Protokoll der Sitzung vom 19.11.2009

Ich möchte darauf hinweisen, wir haben darauf früher auch schon mal hingewiesen, dass das auf jeden Fall notwendig ist. An dem Ergebnis der Auszählung würde sich aber nichts ändern und wir haben hier festgestellt, dass wir das Ergebnis so als Präsidium anerkennen. Das ist auch hier unser Recht.

Ich möchte allerdings auch noch mal darauf hinweisen, Herr Abgeordneter Reinhardt, ich schätze Ihre musikalischen Fähigkeiten, aber es entspricht nicht unserer Geschäftsordnung, wenn Sie ab und zu mal pfeifen.

(Udo Pastörs, NPD: Ein Liedchen pfeifen.)

Also bitte unterlassen Sie das! Wenn Sie uns draußen ein Liedchen vorpfeifen können, dann sollten Sie das draußen tun.

(Zuruf von Minister Dr.

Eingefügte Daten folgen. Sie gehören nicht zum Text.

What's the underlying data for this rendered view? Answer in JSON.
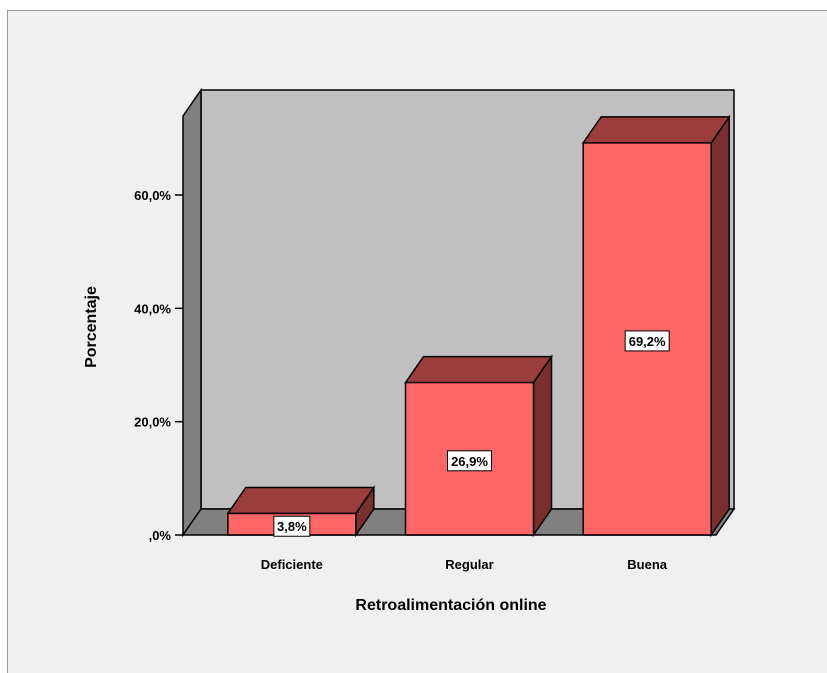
{
  "chart_data": {
    "type": "bar",
    "categories": [
      "Deficiente",
      "Regular",
      "Buena"
    ],
    "values": [
      3.8,
      26.9,
      69.2
    ],
    "data_labels": [
      "3,8%",
      "26,9%",
      "69,2%"
    ],
    "xlabel": "Retroalimentación online",
    "ylabel": "Porcentaje",
    "ylim": [
      0,
      60
    ],
    "yticks": [
      {
        "value": 0,
        "label": ",0%"
      },
      {
        "value": 20,
        "label": "20,0%"
      },
      {
        "value": 40,
        "label": "40,0%"
      },
      {
        "value": 60,
        "label": "60,0%"
      }
    ],
    "style": "3d",
    "colors": {
      "bar_front": "#ff6666",
      "bar_top": "#9b3d3d",
      "bar_side": "#7a2f2f",
      "back_wall": "#c0c0c0",
      "side_wall": "#808080",
      "floor": "#808080",
      "background": "#f0f0f0"
    }
  }
}
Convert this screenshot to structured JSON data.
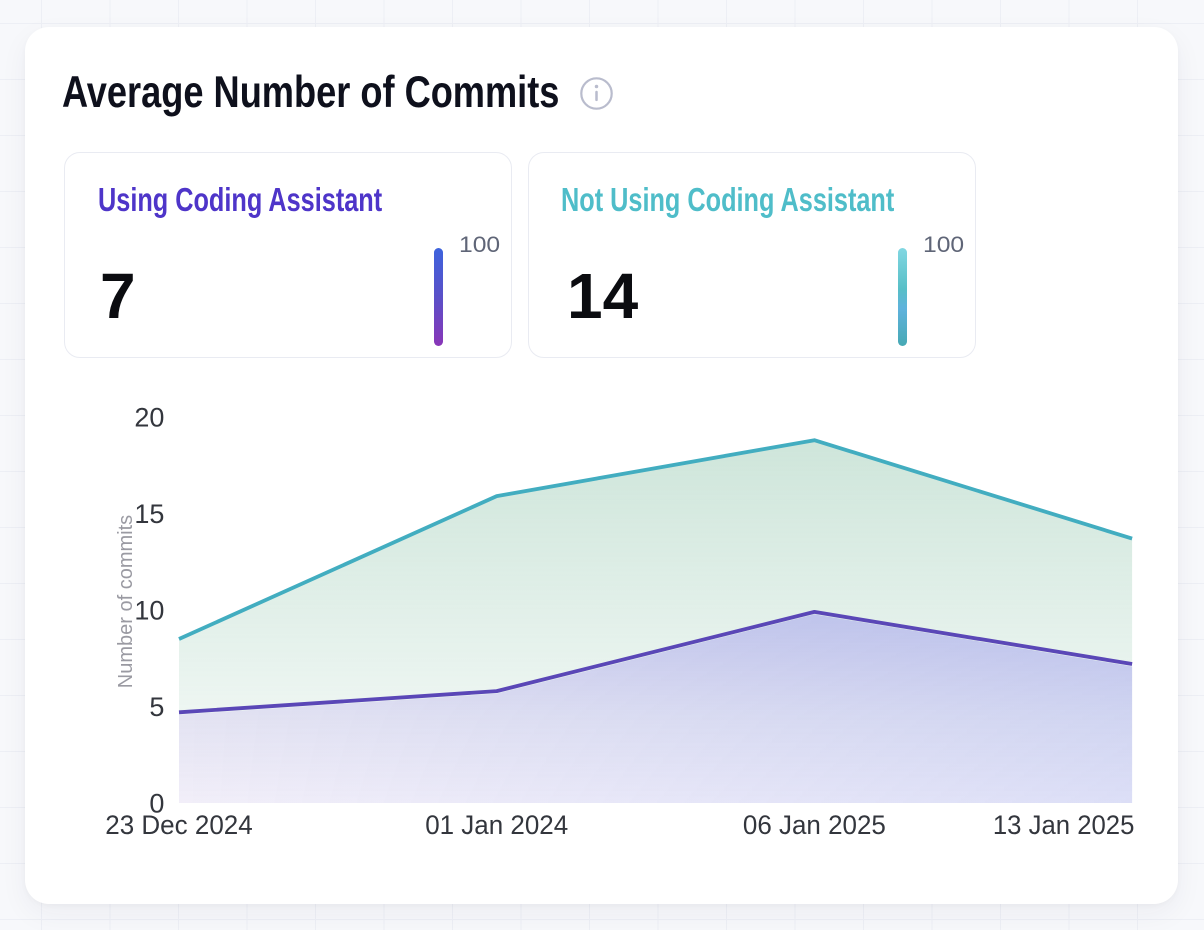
{
  "panel": {
    "title": "Average Number of Commits",
    "info_icon": "info-circle-icon",
    "info_color": "#b9bccd"
  },
  "stats": [
    {
      "label": "Using Coding Assistant",
      "value": "7",
      "scale_max": "100",
      "label_color": "#4e35c9",
      "bar_gradient": [
        "#3d63dd 0%",
        "#5a50c8 50%",
        "#8936b8 100%"
      ]
    },
    {
      "label": "Not Using Coding Assistant",
      "value": "14",
      "scale_max": "100",
      "label_color": "#4fbdc9",
      "bar_gradient": [
        "#82d7e2 0%",
        "#58bfc7 42%",
        "#5fb2dc 62%",
        "#47a9b4 100%"
      ]
    }
  ],
  "chart_data": {
    "type": "area",
    "title": "Average Number of Commits",
    "x": [
      "23 Dec 2024",
      "01 Jan 2024",
      "06 Jan 2025",
      "13 Jan 2025"
    ],
    "xlabel": "",
    "ylabel": "Number of commits",
    "ylim": [
      0,
      20
    ],
    "yticks": [
      0,
      5,
      10,
      15,
      20
    ],
    "grid": false,
    "legend": "none",
    "series": [
      {
        "name": "Not Using Coding Assistant",
        "color": "#42adc0",
        "area_layers": [
          {
            "direction": "vertical",
            "stops": [
              {
                "offset": 0.0,
                "color": "rgba(115,182,150,0.35)"
              },
              {
                "offset": 1.0,
                "color": "rgba(115,182,150,0.05)"
              }
            ]
          }
        ],
        "values": [
          8.5,
          15.9,
          18.8,
          13.7
        ]
      },
      {
        "name": "Using Coding Assistant",
        "color": "#5a47b7",
        "area_layers": [
          {
            "direction": "vertical",
            "stops": [
              {
                "offset": 0.0,
                "color": "rgba(152,132,240,0.35)"
              },
              {
                "offset": 0.55,
                "color": "rgba(172,129,242,0.165)"
              },
              {
                "offset": 1.0,
                "color": "rgba(186,127,244,0.10)"
              }
            ]
          },
          {
            "direction": "horizontal",
            "stops": [
              {
                "offset": 0.0,
                "color": "rgba(110,140,235,0)"
              },
              {
                "offset": 1.0,
                "color": "rgba(110,140,235,0.16)"
              }
            ]
          }
        ],
        "values": [
          4.7,
          5.8,
          9.9,
          7.2
        ]
      }
    ],
    "tick_color": "#33363d",
    "axis_title_color": "#9a9aa2"
  }
}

Till Backhaus)

Meine Damen und Herren, ich rufe auf den Tagesordnungspunkt 33: Beratung des Antrages der Fraktion DIE LINKE – Direkte Demokratie endlich auch auf Bundesebene einführen, Drucksache 5/2920.

Antrag der Fraktion DIE LINKE: Direkte Demokratie endlich auch auf Bundesebene einführen – Drucksache 5/2920 –

Das Wort zur Begründung hat die Abgeordnete Frau Borchardt von der Fraktion DIE LINKE.

Herr Präsident! Meine Damen und Herren! „In der gewachsenen Demokratie der Bundesrepublik Deutschland“ ist es „nun an der Zeit …, dem Volk das notwendige Maß an direkten Mitbestimmungsmöglichkeiten einzuräumen.“ Diese Worte stammen leider nicht von mir und meiner Fraktion, sondern sie wurden seitens der Fraktion der SPD im Bundestag im Jahre 2002 geäußert. Bereits damals gab es auf Bundesebene das Bestreben, ein Gesetz, welches Volksinitiativen, Volksbegehren und Volksentscheide im Grundgesetz verankern soll, auf den Weg zu bringen. Im Rahmen der Behandlung dieses Anliegens wurde das gemeinsame Bestreben eben im Sinne des oben genannten Zitates deutlich.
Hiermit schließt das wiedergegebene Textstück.